- Directed by: Tikiri Ratnayake
- Written by: Tikiri Ratnayake
- Produced by: Sama Rathnayake
- Starring: Anoja Weerasinghe Kanchana Mendis Hemasiri Liyanage
- Cinematography: Lal Wickramarachchi
- Edited by: Elmo Halliday
- Music by: Navaratne Gamage
- Distributed by: EAP Theatres
- Release date: 12 February 2003;
- Running time: 90 minutes
- Country: Sri Lanka
- Language: Sinhala

= Pura Sakmana =

Pura Sakmana (Bitter Harvest) (පුර සක්මන) is a 2007 Sri Lankan Sinhala film directed by Tikiri Ratnayake and produced by Sama Rathnayake.
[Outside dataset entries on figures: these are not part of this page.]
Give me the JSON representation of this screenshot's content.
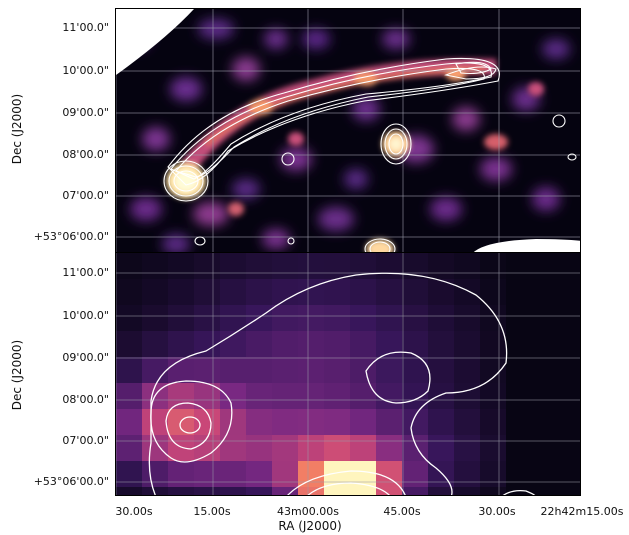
{
  "top_panel": {
    "yticks": [
      "11'00.0\"",
      "10'00.0\"",
      "09'00.0\"",
      "08'00.0\"",
      "07'00.0\"",
      "+53°06'00.0\""
    ],
    "ylabel": "Dec (J2000)"
  },
  "bottom_panel": {
    "yticks": [
      "11'00.0\"",
      "10'00.0\"",
      "09'00.0\"",
      "08'00.0\"",
      "07'00.0\"",
      "+53°06'00.0\""
    ],
    "ylabel": "Dec (J2000)"
  },
  "xaxis": {
    "ticks": [
      "30.00s",
      "15.00s",
      "43m00.00s",
      "45.00s",
      "30.00s",
      "22h42m15.00s"
    ],
    "label": "RA (J2000)"
  },
  "colors": {
    "background": "#000000",
    "contour": "#ffffff",
    "grid": "#9a9aa8"
  }
}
It stars Anoja Weerasinghe and Kanchana Mendis in lead roles along with Hemasiri Liyanage and Cletus Mendis. Music composed by Navaratne Gamage. It is the 1001st Sri Lankan film in the Sinhala cinema.

==Cast==
- Anoja Weerasinghe as Gunawathi
- Kanchana Mendis
- Hemasiri Liyanage
- Janaka Kumbukage
- Richard Weerakody
- Cletus Mendis
- Duleeka Marapana
- Grace Ariyawimal
- Vinnie Wettasinghe

== Screening ==
The film was screened at 26th Cairo Intentional Film Festival and Asian Film Festival in Mumbai.